Major modules of Chandrayaan-3

• Chandrayaan-3 consisted of a Propulsion Module, Lander Module (Vikram), and a Rover (Pragyan).

• The main function of the Propulsion Module was to carry the Lander Module from launch vehicle injection orbit to till Lander separation.

• It also carries a Spectro-polarimetry of Habitable Planetary Earth (SHAPE) payload to study the spectral and polarimetric measurements of Earth from the lunar orbit.

• The Lander payload was responsible for the safe landing. Landing on the Moon’s South Pole was a challenging task owing to the uneven lunar terrain.

• The Lander had the capability to soft-land at a specified lunar site and deploy the Rover.

• After soft-landing the the six-wheeled Rover came out of the Lander Module.

• The Mission life of both Lander and Rover is 1 Lunar Day each, which is equal to 14 Earth days.

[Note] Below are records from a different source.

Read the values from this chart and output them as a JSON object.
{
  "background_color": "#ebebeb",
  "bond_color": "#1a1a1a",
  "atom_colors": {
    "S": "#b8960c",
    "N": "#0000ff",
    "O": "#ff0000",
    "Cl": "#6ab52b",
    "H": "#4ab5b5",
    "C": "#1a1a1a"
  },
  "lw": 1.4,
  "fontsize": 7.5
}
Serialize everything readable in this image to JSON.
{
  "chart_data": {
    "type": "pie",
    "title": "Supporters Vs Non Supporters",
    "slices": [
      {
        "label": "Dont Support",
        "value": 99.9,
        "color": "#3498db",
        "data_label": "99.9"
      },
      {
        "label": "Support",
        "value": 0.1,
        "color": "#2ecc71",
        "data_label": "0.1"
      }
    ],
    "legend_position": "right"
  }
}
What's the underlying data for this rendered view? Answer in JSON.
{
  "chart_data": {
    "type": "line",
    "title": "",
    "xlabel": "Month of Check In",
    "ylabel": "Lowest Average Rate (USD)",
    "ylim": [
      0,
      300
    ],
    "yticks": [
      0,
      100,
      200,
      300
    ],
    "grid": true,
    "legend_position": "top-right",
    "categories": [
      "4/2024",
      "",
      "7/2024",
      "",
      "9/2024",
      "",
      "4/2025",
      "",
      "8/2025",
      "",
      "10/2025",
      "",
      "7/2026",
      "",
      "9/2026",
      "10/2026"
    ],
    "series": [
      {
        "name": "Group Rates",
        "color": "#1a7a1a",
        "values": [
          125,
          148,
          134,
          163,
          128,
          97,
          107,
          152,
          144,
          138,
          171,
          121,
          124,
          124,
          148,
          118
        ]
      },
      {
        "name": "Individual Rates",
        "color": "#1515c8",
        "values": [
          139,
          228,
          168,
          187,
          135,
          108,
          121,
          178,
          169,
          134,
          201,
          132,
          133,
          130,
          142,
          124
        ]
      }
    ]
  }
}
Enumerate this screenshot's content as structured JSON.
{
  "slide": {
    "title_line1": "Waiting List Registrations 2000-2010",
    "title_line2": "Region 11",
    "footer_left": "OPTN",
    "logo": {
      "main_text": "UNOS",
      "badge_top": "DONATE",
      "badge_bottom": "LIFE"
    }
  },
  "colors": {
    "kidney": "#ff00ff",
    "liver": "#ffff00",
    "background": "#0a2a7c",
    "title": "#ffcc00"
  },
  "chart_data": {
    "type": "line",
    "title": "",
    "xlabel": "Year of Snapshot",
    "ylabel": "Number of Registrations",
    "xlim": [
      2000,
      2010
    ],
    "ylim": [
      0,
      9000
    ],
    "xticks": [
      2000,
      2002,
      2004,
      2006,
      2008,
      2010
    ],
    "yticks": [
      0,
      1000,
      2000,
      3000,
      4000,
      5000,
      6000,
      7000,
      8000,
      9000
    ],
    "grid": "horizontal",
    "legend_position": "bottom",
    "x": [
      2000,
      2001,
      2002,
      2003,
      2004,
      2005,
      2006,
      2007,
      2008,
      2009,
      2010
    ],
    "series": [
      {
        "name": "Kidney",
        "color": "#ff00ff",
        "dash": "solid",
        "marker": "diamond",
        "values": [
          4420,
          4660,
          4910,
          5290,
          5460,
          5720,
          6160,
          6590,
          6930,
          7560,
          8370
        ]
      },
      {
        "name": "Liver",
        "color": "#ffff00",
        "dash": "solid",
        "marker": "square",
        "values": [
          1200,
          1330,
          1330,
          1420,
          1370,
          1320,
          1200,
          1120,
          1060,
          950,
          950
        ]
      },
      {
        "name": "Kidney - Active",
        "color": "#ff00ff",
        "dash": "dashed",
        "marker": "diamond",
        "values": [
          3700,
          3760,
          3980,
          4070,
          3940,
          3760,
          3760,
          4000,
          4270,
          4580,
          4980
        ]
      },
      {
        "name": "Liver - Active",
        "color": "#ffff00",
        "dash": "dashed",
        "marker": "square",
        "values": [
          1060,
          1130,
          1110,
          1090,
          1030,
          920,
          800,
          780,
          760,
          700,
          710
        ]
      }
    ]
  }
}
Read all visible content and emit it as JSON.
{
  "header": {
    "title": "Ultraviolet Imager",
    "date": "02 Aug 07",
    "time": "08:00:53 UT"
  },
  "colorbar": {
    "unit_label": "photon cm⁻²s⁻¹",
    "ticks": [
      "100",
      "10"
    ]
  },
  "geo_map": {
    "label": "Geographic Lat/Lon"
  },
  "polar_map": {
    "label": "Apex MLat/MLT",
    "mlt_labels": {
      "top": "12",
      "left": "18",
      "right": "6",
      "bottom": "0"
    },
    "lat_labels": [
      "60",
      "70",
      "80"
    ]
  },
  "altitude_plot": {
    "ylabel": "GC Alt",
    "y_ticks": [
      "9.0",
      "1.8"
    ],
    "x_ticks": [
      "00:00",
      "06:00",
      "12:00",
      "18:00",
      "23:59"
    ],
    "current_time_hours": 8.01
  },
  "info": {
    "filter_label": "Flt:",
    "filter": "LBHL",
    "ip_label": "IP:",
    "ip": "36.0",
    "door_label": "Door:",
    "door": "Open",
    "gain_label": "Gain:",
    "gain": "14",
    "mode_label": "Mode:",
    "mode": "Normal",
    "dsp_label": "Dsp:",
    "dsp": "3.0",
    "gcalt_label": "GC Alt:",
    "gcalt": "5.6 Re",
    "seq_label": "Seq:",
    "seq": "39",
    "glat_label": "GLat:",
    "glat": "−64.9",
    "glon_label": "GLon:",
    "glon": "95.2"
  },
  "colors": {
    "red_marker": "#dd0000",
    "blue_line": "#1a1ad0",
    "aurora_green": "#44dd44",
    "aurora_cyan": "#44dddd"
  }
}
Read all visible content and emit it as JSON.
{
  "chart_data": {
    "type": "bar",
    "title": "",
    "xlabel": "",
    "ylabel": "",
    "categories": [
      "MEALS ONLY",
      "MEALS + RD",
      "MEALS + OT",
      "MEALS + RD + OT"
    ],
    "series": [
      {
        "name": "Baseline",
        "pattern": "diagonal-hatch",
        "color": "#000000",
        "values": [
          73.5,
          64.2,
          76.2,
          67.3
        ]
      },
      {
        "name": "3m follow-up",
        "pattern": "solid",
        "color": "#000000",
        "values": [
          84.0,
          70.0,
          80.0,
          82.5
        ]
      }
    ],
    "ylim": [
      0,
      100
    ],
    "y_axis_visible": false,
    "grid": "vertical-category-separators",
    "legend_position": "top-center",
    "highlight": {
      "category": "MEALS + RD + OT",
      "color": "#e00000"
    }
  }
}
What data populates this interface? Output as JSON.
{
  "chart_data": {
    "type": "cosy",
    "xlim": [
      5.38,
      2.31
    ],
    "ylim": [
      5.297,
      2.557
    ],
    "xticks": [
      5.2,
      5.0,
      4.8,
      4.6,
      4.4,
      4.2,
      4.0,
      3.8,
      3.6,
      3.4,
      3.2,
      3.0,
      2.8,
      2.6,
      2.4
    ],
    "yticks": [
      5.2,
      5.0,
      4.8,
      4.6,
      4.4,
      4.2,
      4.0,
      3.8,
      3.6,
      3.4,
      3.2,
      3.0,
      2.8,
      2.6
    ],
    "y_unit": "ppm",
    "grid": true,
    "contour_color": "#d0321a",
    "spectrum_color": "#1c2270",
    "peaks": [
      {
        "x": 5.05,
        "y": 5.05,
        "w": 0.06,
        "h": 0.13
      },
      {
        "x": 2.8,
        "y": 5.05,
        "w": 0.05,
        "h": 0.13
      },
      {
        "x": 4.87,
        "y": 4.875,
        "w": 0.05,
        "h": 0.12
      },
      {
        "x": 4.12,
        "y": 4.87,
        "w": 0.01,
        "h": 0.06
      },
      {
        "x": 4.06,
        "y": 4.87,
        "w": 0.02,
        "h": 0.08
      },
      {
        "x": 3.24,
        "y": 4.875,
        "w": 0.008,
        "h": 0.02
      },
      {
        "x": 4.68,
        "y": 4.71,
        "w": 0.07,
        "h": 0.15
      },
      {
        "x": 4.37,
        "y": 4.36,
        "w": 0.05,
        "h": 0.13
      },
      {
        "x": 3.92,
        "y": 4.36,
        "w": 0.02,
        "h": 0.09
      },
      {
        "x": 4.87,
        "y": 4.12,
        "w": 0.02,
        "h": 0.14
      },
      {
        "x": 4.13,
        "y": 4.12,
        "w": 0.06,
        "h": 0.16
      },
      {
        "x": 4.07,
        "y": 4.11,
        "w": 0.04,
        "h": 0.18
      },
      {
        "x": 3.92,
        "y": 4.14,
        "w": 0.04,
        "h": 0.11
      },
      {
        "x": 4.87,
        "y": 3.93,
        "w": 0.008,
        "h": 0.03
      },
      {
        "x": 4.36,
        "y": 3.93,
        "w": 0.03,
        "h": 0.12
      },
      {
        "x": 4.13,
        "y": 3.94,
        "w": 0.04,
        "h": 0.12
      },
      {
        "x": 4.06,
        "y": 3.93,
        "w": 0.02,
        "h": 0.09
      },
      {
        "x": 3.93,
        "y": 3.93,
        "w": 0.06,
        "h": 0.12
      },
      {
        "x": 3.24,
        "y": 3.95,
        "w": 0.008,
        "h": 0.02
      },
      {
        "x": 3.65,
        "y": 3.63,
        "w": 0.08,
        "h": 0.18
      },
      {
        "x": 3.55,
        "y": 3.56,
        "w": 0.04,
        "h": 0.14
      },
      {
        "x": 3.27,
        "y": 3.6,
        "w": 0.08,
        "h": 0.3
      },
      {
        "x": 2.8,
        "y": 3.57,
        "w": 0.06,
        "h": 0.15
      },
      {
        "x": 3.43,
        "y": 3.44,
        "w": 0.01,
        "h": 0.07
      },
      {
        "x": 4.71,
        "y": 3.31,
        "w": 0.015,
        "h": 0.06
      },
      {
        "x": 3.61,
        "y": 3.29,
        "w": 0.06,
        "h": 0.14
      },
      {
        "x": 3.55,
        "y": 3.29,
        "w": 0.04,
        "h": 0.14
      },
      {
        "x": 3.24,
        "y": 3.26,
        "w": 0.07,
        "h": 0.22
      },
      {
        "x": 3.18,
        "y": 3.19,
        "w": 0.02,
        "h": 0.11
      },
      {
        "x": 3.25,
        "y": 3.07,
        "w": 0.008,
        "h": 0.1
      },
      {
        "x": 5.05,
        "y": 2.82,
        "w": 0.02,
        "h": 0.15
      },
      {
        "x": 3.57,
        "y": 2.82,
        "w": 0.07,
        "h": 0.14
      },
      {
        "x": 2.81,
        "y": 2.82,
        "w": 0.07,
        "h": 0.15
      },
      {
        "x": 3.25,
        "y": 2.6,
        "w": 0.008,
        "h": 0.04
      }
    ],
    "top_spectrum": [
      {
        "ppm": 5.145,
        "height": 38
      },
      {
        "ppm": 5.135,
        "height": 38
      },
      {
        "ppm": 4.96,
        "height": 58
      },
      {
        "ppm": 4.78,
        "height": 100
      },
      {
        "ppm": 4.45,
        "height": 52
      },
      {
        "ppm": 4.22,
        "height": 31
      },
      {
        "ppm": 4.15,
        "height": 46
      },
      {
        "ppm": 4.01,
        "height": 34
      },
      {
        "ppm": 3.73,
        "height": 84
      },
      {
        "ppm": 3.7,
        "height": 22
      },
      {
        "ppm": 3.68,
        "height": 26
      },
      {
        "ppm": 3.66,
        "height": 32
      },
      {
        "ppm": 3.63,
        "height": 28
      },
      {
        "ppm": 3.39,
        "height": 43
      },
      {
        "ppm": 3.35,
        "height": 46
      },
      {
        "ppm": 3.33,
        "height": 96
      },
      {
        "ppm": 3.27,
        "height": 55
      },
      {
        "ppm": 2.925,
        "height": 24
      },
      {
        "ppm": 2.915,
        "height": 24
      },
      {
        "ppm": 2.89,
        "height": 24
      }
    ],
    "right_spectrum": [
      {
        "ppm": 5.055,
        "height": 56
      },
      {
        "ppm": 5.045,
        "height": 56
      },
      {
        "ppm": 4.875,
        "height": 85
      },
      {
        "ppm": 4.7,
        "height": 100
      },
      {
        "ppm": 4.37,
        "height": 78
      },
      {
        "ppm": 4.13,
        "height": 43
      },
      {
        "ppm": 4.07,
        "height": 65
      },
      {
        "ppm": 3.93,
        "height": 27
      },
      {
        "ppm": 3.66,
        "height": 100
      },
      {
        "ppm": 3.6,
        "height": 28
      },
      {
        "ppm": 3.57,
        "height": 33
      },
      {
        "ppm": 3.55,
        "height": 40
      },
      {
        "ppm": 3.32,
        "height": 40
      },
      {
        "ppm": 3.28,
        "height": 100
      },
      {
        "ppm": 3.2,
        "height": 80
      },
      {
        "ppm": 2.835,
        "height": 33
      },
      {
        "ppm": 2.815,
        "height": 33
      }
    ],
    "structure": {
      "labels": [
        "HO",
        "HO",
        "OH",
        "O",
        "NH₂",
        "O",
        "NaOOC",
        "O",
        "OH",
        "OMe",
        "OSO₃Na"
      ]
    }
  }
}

• The Lander and Rover have scientific payloads to carry out experiments on the lunar surface.

It will study the surface of the Moon through its payloads to derive the chemical composition and infer mineralogical composition to further enhance understanding of the lunar surface.

Lander payloads:

i) Radio Anatomy of Moon Bound Hypersensitive ionosphere and Atmosphere (RAMBHA) - To measure the near surface plasma (ions and electrons) density and its changes with time.

ii) Chandra’s Surface Thermo physical Experiment (ChaSTE) - To carry out the measurements of thermal properties of lunar surface near polar region.

iii) Instrument for Lunar Seismic Activity (ILSA) - To measure seismicity around the landing site and delineating the structure of the lunar crust and mantle.

iv) Laser Retroreflector Array (LRA) - It is a passive experiment to understand the dynamics of Moon system.

Rover payloads:

i) LASER Induced Breakdown Spectroscope (LIBS) - Qualitative and quantitative elemental analysis to derive the chemical composition and infer mineralogical composition to further our understanding of lunar surface.

ii) Alpha Particle X-Ray Spectrometer (APXS) - To determine the elemental composition (Mg, Al, Si, K, Ca,Ti, Fe) of lunar soil and rocks around the lunar landing site.